Cam Newton

No. 39
- Position: Safety

Personal information
- Born: May 19, 1982 (age 44) Darlington, South Carolina, U.S.
- Listed height: 6 ft 1 in (1.85 m)
- Listed weight: 203 lb (92 kg)

Career information
- High school: Marlboro County (Bennettsville, South Carolina)
- College: Furman
- NFL draft: 2005: undrafted

Career history
- Atlanta Falcons (2005–2006); Carolina Panthers (2006); Georgia Force (2008);

Career NFL statistics
- Tackles: 4
- Stats at Pro Football Reference
- Stats at ArenaFan.com

= Cam Newton (safety) =

American football player (born 1982)

Cameron Lemark Newton (born May 19, 1982) is an American former professional football player who was a safety in the National Football League (NFL). He played college football for the Furman Paladins and was signed by the Atlanta Falcons as an undrafted free agent in 2005. Newton was also a member of the Carolina Panthers and Georgia Force.

==Early life==
Born in Darlington, South Carolina, Newton attended Marlboro County High School in Bennettsville, South Carolina where he played football, starting at defensive back and quarterback. He was a starter on Marlboro's 1998 state championship team, as well as leading Marlboro to a 10–2 record and a playoff berth in 2000. In 2000, he scored 12 touchdowns on the ground and another 15 in the air. He was a first-team All-State selection and a Shrine Bowl selection. He also played basketball for one season at Marlboro.

==College career==
Newton decided to attend Furman University, where he redshirted his freshman year. In 2001, he was a backup safety behind Josh Cooper, and finished the year with 22 tackles. In 2002, after Cooper's graduation, Newton was promoted to the starting safety job, from which he recorded 57 tackles, six interceptions, two fumble recoveries, and nine pass deflections. He had shoulder surgery during the offseason, and was held out of the 2003 spring training. During the 2003 season, Newton intercepted 10 passes and had a team-high 61 tackles, which earned him a unanimous All-Southern Conference selection as well as Furman University's Best Defensive Back Award. He missed three games in 2004 with an ankle injury, but ended the season with 63 tackles, four passes deflected and two fumbles recoveries. His 9 interceptions were good for 12th highest all-time in Furman University's history.

==Professional career==

===National Football League===
After going undrafted in the 2005 NFL draft Newton signed with the Atlanta Falcons. He was promoted to the active roster on September 20 after cornerback Leigh Torrence was waived. He spent two seasons with the Falcons, during which he started nine games (six in 2005, three in 2006). He totaled four tackles on special teams (all solo). He was waived by the Falcons at the end of the 2006 NFL season after spending some time on their practice squad during the second half of the season. The Carolina Panthers then signed Newton on December 27, 2006, but he did not play in any games with them. He was released on September 1, 2007, as part of the final training camp cuts. He later had tryouts for the Denver Broncos and Tennessee Titans but was not signed.
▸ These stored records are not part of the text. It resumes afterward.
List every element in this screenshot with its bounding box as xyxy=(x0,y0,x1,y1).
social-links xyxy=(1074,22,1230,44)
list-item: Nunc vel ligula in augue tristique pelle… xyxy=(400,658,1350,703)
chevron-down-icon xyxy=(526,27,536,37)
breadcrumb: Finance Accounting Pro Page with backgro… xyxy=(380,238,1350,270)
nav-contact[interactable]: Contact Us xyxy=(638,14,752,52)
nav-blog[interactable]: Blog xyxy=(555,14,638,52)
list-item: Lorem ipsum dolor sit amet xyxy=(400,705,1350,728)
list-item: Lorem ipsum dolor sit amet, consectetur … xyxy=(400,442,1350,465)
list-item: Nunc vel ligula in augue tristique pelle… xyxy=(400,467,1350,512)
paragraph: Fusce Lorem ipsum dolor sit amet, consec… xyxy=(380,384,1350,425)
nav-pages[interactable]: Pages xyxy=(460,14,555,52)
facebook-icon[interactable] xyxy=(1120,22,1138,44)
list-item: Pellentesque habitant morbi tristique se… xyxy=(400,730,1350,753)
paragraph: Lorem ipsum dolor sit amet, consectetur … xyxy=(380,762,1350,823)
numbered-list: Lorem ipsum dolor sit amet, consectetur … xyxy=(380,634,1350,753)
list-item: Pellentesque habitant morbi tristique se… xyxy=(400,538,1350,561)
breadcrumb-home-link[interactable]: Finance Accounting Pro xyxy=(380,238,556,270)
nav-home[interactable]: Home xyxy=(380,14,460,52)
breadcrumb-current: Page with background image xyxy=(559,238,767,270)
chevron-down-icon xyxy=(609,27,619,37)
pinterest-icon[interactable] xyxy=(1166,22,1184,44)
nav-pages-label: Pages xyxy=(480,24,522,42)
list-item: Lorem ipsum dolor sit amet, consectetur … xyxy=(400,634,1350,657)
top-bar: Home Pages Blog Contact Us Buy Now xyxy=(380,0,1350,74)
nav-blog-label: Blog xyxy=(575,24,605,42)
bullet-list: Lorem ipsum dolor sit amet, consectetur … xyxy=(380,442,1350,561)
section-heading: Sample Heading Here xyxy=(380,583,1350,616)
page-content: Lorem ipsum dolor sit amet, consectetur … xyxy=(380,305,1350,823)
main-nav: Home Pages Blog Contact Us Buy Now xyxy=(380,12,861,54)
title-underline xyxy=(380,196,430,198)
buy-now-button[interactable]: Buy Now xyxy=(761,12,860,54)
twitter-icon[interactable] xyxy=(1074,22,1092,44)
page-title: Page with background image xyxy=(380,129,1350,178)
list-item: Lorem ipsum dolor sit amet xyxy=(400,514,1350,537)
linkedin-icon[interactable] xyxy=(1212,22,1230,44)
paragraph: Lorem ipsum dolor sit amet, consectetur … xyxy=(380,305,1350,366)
===Arena Football League===
After sitting out the 2007 season with an Achilles injury, Newton signed with the Georgia Force of the Arena Football League on January 4, 2008. He was waived on February 22, signed to the team's practice squad on February 26 and promoted to the active roster on February 28, 2008. During the 2008 season, he totaled 50 solo tackles, 21 tackle assists, two fumbles recoveries, and four interceptions, three of which were returned for touchdowns.

==Personal life==
Newton now works as a personal trainer. He holds the Cam Newton Football Fundamentals camp every summer in Bennetsville. Newton's brother, Syvelle, also played football.

After the Panthers drafted Cameron Jerrell Newton in the 2011 NFL draft, a quarterback from Auburn University, Cameron Lemark Newton has frequently been confused with the Auburn quarterback. Jerrell Newton remembers watching Lemark Newton play for the Falcons while he was attending high school in Atlanta, Georgia.